Elisa Campana
Lettera da Londra

Detassate Shakespeare!

... e Pinter e Bond e... tutto il teatro inglese è prossimo a un abbattimento significativo del carico fiscale. Perché? Il governo riconosce il «valore unico che il teatro apporta all’economica britannica». E da noi?

Si sta procedendo per la strada giusta? Sentite questa storia e poi decidete. Il governo inglese sta attuando una nuova politica culturale che piace, e non perché promette con frasi vuote di cui il politichese ha fatto il suo stendardo, ma perché fa quello che un governo dovrebbe fare: cose concrete. Una verità talmente semplice da sembrare scontata, ma è sempre meglio ricordarlo in un Paese, il nostro, allo stremo proprio perché di “fatti” da politicanti strapagati, corrotti e, nella migliore delle ipotesi, semplicemente disinteressati, ne abbiamo visti ben pochi.

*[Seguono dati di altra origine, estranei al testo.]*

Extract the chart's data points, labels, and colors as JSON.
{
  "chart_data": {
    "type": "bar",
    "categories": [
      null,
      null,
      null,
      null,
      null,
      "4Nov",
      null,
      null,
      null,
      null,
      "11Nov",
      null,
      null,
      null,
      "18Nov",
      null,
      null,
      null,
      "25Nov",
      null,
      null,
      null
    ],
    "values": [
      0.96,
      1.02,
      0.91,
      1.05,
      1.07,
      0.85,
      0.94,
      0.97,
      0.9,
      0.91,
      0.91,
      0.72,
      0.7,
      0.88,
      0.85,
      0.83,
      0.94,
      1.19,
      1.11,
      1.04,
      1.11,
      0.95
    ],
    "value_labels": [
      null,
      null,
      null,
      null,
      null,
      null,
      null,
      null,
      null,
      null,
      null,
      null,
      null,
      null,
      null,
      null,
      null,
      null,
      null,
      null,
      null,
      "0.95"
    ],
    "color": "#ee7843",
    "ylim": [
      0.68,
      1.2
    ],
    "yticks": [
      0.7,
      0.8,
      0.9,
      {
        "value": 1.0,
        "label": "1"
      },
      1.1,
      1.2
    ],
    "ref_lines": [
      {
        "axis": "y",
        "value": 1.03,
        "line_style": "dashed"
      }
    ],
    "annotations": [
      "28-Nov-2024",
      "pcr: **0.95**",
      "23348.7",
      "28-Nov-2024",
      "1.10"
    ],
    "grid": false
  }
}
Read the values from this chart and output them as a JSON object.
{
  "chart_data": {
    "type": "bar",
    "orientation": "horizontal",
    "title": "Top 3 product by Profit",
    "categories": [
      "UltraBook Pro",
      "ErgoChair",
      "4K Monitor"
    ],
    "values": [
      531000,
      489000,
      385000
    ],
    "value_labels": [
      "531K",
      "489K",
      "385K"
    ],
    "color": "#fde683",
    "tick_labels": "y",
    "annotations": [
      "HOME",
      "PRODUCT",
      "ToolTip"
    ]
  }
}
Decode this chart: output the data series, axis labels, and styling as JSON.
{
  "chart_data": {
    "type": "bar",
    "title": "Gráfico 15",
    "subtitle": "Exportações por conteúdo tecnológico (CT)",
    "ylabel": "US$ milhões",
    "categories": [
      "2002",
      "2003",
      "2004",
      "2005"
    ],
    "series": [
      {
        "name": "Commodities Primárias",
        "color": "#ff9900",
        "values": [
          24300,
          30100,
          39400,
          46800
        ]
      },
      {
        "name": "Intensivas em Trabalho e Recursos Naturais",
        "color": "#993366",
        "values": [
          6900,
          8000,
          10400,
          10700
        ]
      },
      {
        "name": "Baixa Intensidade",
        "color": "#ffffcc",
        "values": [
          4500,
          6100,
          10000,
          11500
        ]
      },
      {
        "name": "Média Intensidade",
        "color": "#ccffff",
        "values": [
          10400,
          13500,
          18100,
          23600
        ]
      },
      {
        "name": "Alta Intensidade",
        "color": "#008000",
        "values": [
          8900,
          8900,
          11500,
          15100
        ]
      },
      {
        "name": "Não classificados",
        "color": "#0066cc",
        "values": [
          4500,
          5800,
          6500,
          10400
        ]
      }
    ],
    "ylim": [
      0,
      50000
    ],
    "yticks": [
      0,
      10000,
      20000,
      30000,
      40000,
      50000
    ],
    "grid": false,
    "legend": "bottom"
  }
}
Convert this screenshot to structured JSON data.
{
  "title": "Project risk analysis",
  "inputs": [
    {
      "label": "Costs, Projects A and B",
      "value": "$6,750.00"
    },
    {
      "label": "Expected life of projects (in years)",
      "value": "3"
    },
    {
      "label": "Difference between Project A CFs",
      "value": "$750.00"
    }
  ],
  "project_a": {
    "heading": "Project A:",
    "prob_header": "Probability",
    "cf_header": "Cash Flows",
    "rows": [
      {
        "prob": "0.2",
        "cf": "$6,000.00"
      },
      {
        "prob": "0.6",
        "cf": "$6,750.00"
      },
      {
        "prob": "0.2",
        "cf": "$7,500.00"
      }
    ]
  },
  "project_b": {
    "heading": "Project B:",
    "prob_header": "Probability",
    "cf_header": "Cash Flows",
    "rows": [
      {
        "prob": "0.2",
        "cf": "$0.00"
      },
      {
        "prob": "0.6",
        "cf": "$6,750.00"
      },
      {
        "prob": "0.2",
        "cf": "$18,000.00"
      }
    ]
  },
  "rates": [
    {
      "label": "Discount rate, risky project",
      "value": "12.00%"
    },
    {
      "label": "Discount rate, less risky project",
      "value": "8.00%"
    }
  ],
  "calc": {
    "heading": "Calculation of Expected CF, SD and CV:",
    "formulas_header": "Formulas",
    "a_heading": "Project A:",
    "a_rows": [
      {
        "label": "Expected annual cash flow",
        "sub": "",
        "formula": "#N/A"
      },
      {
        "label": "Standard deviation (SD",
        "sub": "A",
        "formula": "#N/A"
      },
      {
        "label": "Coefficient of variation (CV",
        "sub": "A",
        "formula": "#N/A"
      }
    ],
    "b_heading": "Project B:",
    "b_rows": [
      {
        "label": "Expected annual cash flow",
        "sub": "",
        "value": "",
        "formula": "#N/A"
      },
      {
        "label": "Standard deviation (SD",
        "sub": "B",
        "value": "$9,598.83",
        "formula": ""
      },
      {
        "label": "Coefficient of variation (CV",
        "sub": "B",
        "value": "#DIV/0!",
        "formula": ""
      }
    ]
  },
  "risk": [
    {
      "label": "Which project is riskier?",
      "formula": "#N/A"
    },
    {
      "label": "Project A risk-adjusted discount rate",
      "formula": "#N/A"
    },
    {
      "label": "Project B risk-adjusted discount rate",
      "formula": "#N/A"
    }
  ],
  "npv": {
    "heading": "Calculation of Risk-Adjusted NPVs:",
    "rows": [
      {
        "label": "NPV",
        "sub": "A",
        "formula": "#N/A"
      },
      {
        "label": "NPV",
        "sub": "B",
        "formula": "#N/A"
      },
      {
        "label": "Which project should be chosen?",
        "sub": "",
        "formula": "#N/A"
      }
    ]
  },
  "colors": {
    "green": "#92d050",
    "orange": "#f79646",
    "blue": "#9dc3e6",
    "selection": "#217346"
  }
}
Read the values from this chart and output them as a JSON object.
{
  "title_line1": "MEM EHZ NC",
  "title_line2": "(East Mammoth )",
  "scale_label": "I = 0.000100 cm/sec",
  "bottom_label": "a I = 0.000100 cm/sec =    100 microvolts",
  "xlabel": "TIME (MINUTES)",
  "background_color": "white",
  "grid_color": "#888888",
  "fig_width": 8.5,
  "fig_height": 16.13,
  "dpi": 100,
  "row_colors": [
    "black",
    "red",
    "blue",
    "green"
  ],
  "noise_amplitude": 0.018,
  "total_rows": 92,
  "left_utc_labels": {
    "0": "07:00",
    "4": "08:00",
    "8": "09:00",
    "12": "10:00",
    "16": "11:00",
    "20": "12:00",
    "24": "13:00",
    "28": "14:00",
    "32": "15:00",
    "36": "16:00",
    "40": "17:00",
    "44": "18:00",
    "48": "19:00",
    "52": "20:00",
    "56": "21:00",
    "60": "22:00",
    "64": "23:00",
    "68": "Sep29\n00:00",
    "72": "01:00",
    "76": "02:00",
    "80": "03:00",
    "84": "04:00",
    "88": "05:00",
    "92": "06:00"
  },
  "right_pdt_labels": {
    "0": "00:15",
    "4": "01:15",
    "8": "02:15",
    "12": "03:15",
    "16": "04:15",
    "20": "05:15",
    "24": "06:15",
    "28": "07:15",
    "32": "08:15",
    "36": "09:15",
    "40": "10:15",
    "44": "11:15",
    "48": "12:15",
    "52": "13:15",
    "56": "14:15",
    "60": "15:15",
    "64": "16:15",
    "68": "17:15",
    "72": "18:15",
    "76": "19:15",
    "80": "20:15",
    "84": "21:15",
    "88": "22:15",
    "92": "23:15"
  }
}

Tutto era cominciato con le agevolazioni fiscali per le produzioni cinematografiche che permettevano alle case cinematografiche di recuperare fino al 20-25 percento di quanto speso. Lo stesso Ben Roberts, direttore del BFI, la maggiore istituzione cinematografica britannica, in un’intervista all’emittente americana CNBC aveva sottolineato come la nuova politica avrebbe attirato molte produzioni hollywoodiane. Non è un caso, infatti, che grandi successi come Il trono di spade, Iron Man, Thor 2 siano approdati sulle fiscalmente accoglienti spiagge britanniche.

E ancora. Secondo l’Autumn Statement, dichiarazione del 5 dicembre sulle future politiche economiche, il governo agevolerà ulteriormente i piccoli e grandi produttori permettendo uno sgravio fiscale del 25 percento sui primi 20 milioni di sterline stanziati per una nuova produzione. Inoltre, per beneficiare dell’alleggerimento sarà sufficiente spendere solo il 10 percento del budget iniziale in Gran Bretagna (prima era il 25 percento). Non ci sarà da sorprendersi, quindi, se i nuovi kolossal avranno scenari che più British non si può.

Ma non ci si è fermati qui e il governo ha deciso di riconoscere il “valore unico che il teatro apporta all’economica britannica”. Così, previa approvazione nel 2014, dall’aprile 2015, verranno beneficiati tutti quei teatri che investiranno in produzioni ex novo o spettacoli i cui tour toccheranno teatri regionali. Quest’ultimo punto, in particolare, è un segnale forte che vede un riconoscimento alla scena teatrale periferica, sganciandola dall’imperante centralismo di Londra e dei suoi grandi teatri. “Troppo spesso tutte le strade portano a Londra” in termini di fondi governativi e riconoscimenti, lasciando poco spazio a quei teatri che di periferico hanno, invece, soltanto la posizione sulla mappa geografica. E lo sa bene la JMK Trust, un’organizzazione che ha come ‘missione’ quella di scovare e premiare giovani, brillanti, e ancora sconosciuti al grande pubblico, registi teatrali; spesso con workshop in altre importanti città del regno come Bristol, Edimburgo, Manchester, Salisbury.

Insomma, la Gran Bretagna sta valorizzando il proprio bagaglio artistico, sta dando un indirizzo alla produzione culturale, sta cercando di attirare capitali e investitori stranieri perché, si sa, la cultura arricchisce non solo l’animo ma, se vogliamo dirla terra terra, anche il portafoglio. Sarà forse il caso di prendere esempio?